Why GP out-of-hours provision will change beyond recognition
With acceptance of the new contract, the cat is out of the bag on out-of-hours. The pricing will lead to widespread opting out. PCOs have already started to consider how best they might provide such a service. Initially, they will look to commission a similar service to that already established as a way of providing continuity. But out-of-hours provision is set to change beyond recognition.
Many doctors who work for co-operatives do so because they feel responsibility for our 24-hour commitment. When responsibility for cover falls to the PCO the number of doctors available for out-of-hours work will inevitably decrease.

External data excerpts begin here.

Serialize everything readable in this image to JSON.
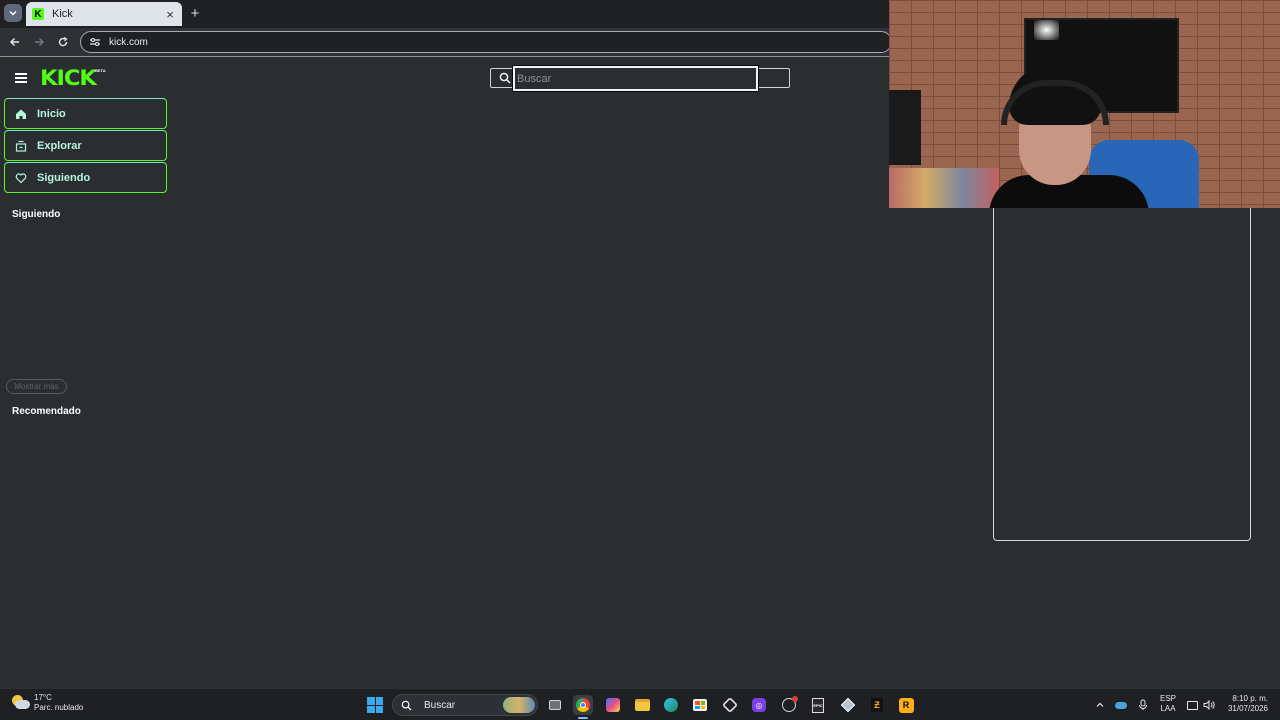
{
  "browser": {
    "tab_title": "Kick",
    "favicon_letter": "K",
    "url": "kick.com"
  },
  "header": {
    "logo": "KICK",
    "beta": "BETA",
    "search_placeholder": "Buscar"
  },
  "sidebar": {
    "nav": [
      {
        "label": "Inicio",
        "icon": "home-icon"
      },
      {
        "label": "Explorar",
        "icon": "explore-icon"
      },
      {
        "label": "Siguiendo",
        "icon": "heart-icon"
      }
    ],
    "following_title": "Siguiendo",
    "show_more": "Mostrar más",
    "recommended_title": "Recomendado"
  },
  "taskbar": {
    "weather_temp": "17°C",
    "weather_desc": "Parc. nublado",
    "search_label": "Buscar",
    "language_top": "ESP",
    "language_bottom": "LAA",
    "time": "8:10 p. m.",
    "date": "31/07/2026",
    "apps": [
      "task-view",
      "chrome",
      "photos",
      "file-explorer",
      "edge",
      "store",
      "office",
      "clipchamp",
      "steam",
      "epic-games",
      "3d-viewer",
      "rockstar-r",
      "rockstar-games"
    ]
  },
  "colors": {
    "accent": "#53fc18",
    "background": "#2b2e31"
  }
}
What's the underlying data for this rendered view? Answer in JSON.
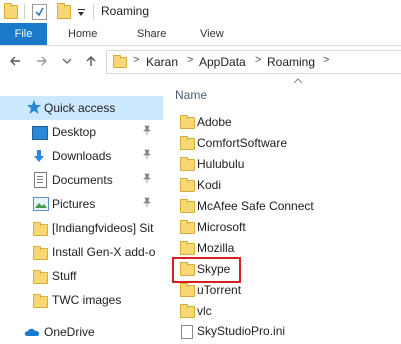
{
  "window": {
    "title": "Roaming"
  },
  "ribbon": {
    "file": "File",
    "home": "Home",
    "share": "Share",
    "view": "View"
  },
  "address": {
    "crumbs": [
      "Karan",
      "AppData",
      "Roaming"
    ],
    "separator": ">"
  },
  "column": {
    "name": "Name"
  },
  "nav": {
    "quick_access": "Quick access",
    "items": [
      {
        "label": "Desktop",
        "icon": "desktop-icon",
        "pinned": true
      },
      {
        "label": "Downloads",
        "icon": "downloads-icon",
        "pinned": true
      },
      {
        "label": "Documents",
        "icon": "documents-icon",
        "pinned": true
      },
      {
        "label": "Pictures",
        "icon": "pictures-icon",
        "pinned": true
      },
      {
        "label": "[Indiangfvideos] Sit",
        "icon": "folder-icon",
        "pinned": false
      },
      {
        "label": "Install Gen-X add-o",
        "icon": "folder-icon",
        "pinned": false
      },
      {
        "label": "Stuff",
        "icon": "folder-icon",
        "pinned": false
      },
      {
        "label": "TWC images",
        "icon": "folder-icon",
        "pinned": false
      },
      {
        "label": "OneDrive",
        "icon": "onedrive-icon",
        "pinned": false
      }
    ]
  },
  "files": [
    {
      "label": "Adobe",
      "type": "folder"
    },
    {
      "label": "ComfortSoftware",
      "type": "folder"
    },
    {
      "label": "Hulubulu",
      "type": "folder"
    },
    {
      "label": "Kodi",
      "type": "folder"
    },
    {
      "label": "McAfee Safe Connect",
      "type": "folder"
    },
    {
      "label": "Microsoft",
      "type": "folder"
    },
    {
      "label": "Mozilla",
      "type": "folder"
    },
    {
      "label": "Skype",
      "type": "folder"
    },
    {
      "label": "uTorrent",
      "type": "folder"
    },
    {
      "label": "vlc",
      "type": "folder"
    },
    {
      "label": "SkyStudioPro.ini",
      "type": "file"
    }
  ],
  "colors": {
    "accent": "#1979ca",
    "selection": "#cce8ff",
    "highlight": "#d61f1f",
    "folder": "#f8d775"
  }
}
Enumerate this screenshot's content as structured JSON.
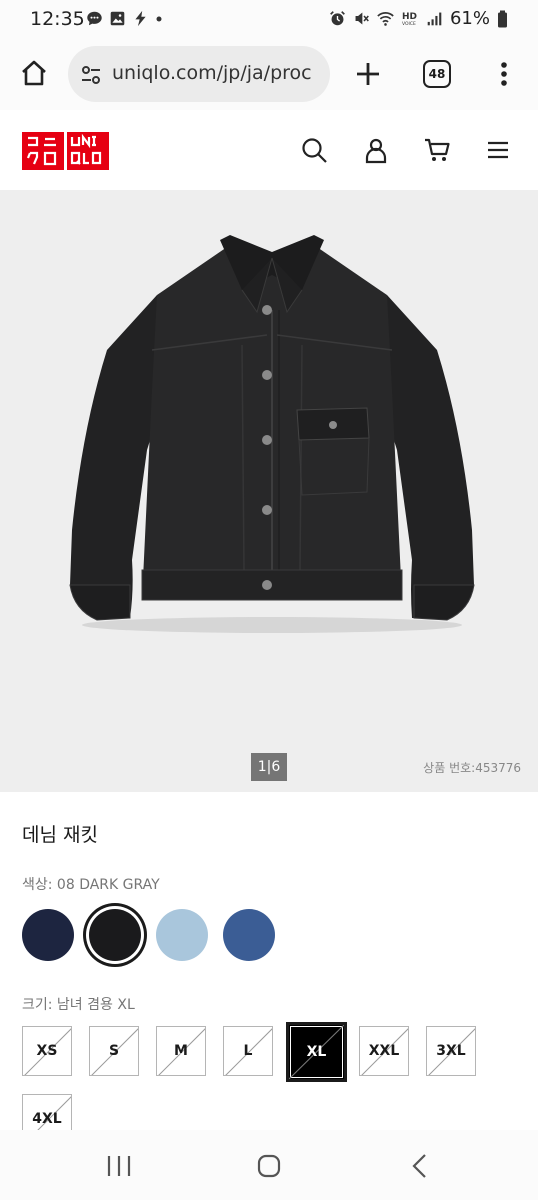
{
  "status_bar": {
    "time": "12:35",
    "left_icons": [
      "chat-bubble-icon",
      "image-icon",
      "lightning-icon",
      "dot-icon"
    ],
    "right_icons": [
      "alarm-icon",
      "mute-icon",
      "wifi-icon",
      "hd-voice-icon",
      "signal-icon",
      "battery-icon"
    ],
    "battery": "61%"
  },
  "browser": {
    "url": "uniqlo.com/jp/ja/proc",
    "tab_count": "48"
  },
  "site": {
    "logo_top": "ユニ\nクロ",
    "logo_bottom": "UNI\nQLO",
    "brand_color": "#e60012"
  },
  "product": {
    "image_counter": "1|6",
    "product_code": "상품 번호:453776",
    "name": "데님 재킷",
    "color_label": "색상: 08 DARK GRAY",
    "colors": [
      {
        "name": "navy",
        "hex": "#1d2540",
        "selected": false
      },
      {
        "name": "08 DARK GRAY",
        "hex": "#1a1a1c",
        "selected": true
      },
      {
        "name": "light blue",
        "hex": "#a9c6dc",
        "selected": false
      },
      {
        "name": "blue",
        "hex": "#3b5d95",
        "selected": false
      }
    ],
    "size_label": "크기: 남녀 겸용 XL",
    "sizes": [
      {
        "label": "XS",
        "selected": false
      },
      {
        "label": "S",
        "selected": false
      },
      {
        "label": "M",
        "selected": false
      },
      {
        "label": "L",
        "selected": false
      },
      {
        "label": "XL",
        "selected": true
      },
      {
        "label": "XXL",
        "selected": false
      },
      {
        "label": "3XL",
        "selected": false
      },
      {
        "label": "4XL",
        "selected": false
      }
    ]
  },
  "nav": {
    "buttons": [
      "recent-apps-icon",
      "home-icon",
      "back-icon"
    ]
  }
}
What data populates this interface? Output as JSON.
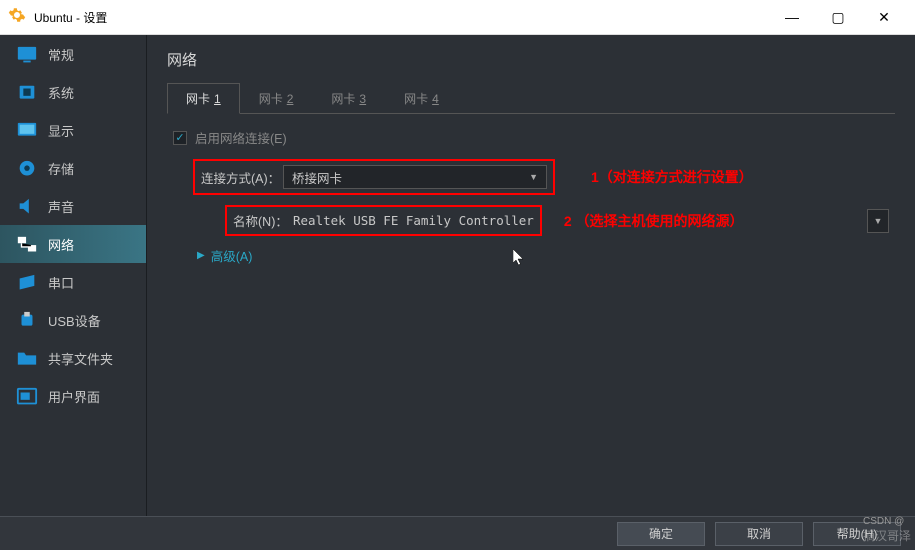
{
  "window": {
    "title": "Ubuntu - 设置",
    "minimize": "—",
    "maximize": "▢",
    "close": "✕"
  },
  "sidebar": {
    "items": [
      {
        "label": "常规"
      },
      {
        "label": "系统"
      },
      {
        "label": "显示"
      },
      {
        "label": "存储"
      },
      {
        "label": "声音"
      },
      {
        "label": "网络"
      },
      {
        "label": "串口"
      },
      {
        "label": "USB设备"
      },
      {
        "label": "共享文件夹"
      },
      {
        "label": "用户界面"
      }
    ],
    "active_index": 5
  },
  "main": {
    "title": "网络",
    "tabs": [
      {
        "label": "网卡",
        "key": "1"
      },
      {
        "label": "网卡",
        "key": "2"
      },
      {
        "label": "网卡",
        "key": "3"
      },
      {
        "label": "网卡",
        "key": "4"
      }
    ],
    "active_tab": 0,
    "enable_checkbox": {
      "checked": true,
      "label": "启用网络连接(E)"
    },
    "connection": {
      "label": "连接方式(A)：",
      "value": "桥接网卡"
    },
    "name": {
      "label": "名称(N)：",
      "value": "Realtek USB FE Family Controller"
    },
    "advanced": "高级(A)"
  },
  "annotations": {
    "a1": "1（对连接方式进行设置）",
    "a2": "2  （选择主机使用的网络源）"
  },
  "footer": {
    "ok": "确定",
    "cancel": "取消",
    "help": "帮助(H)"
  },
  "watermark": "摘汉哥泽"
}
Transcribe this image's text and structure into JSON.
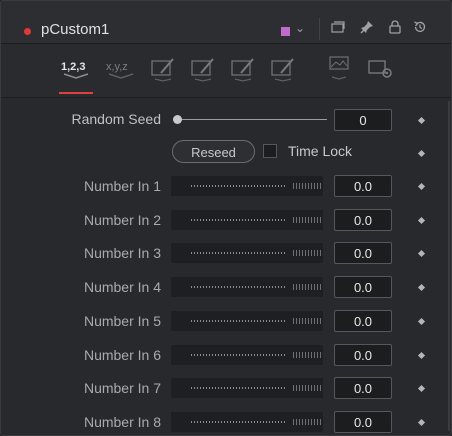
{
  "header": {
    "title": "pCustom1",
    "dot_color": "#e53735",
    "node_color": "#c06ad0",
    "icons": [
      "color-dropdown-chevron-icon",
      "version-icon",
      "pin-icon",
      "lock-icon",
      "reset-icon"
    ]
  },
  "tabs": [
    {
      "label": "1,2,3",
      "active": true
    },
    {
      "label": "x,y,z",
      "active": false
    },
    {
      "label": "",
      "icon": "script-tab-icon-1"
    },
    {
      "label": "",
      "icon": "script-tab-icon-2"
    },
    {
      "label": "",
      "icon": "script-tab-icon-3"
    },
    {
      "label": "",
      "icon": "script-tab-icon-4"
    },
    {
      "label": "",
      "icon": "image-tab-icon"
    },
    {
      "label": "",
      "icon": "settings-tab-icon"
    }
  ],
  "random_seed": {
    "label": "Random Seed",
    "value": "0"
  },
  "reseed": {
    "label": "Reseed"
  },
  "time_lock": {
    "label": "Time Lock",
    "checked": false
  },
  "numbers": [
    {
      "label": "Number In 1",
      "value": "0.0"
    },
    {
      "label": "Number In 2",
      "value": "0.0"
    },
    {
      "label": "Number In 3",
      "value": "0.0"
    },
    {
      "label": "Number In 4",
      "value": "0.0"
    },
    {
      "label": "Number In 5",
      "value": "0.0"
    },
    {
      "label": "Number In 6",
      "value": "0.0"
    },
    {
      "label": "Number In 7",
      "value": "0.0"
    },
    {
      "label": "Number In 8",
      "value": "0.0"
    }
  ]
}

Most co-ops are run as non profit-making organisations, but what will be their relationships with their commissioning organisations? Co-ops will have to decide whether to set up as private companies or NHS bodies and will be required to deliver a contract for their commissioning PCOs.
A lot of issues arising out-of-hours are not best dealt with by doctors and it seems inevitable that other staff will be drafted in.
Skill mix and a shortage of doctors means PCOs will have to look at new ways of providing services. But it would be a false economy to trim the number of doctors working and replace them with nurses and paramedics without considering the wider consequences. PCOs should not lose sight of the fact that GPs are highly skilled at risk-management. While other staff may appear superficially cheaper, if their employment results in increased referrals it will be a false economy.
There needs to be an adequate service to ensure problems are resolved overnight. If out-of-hours staffing levels are lower we will see an overflow into daytime workload. The potential for patients to be 'sat on' in the small hours when their problems should be sorted needs to be recognised.
There is a temptation to say this is not our problem and walk away, leaving the PCOs to provide a service. If primary care does this we will not ensure our patients are properly cared for when the surgery is closed.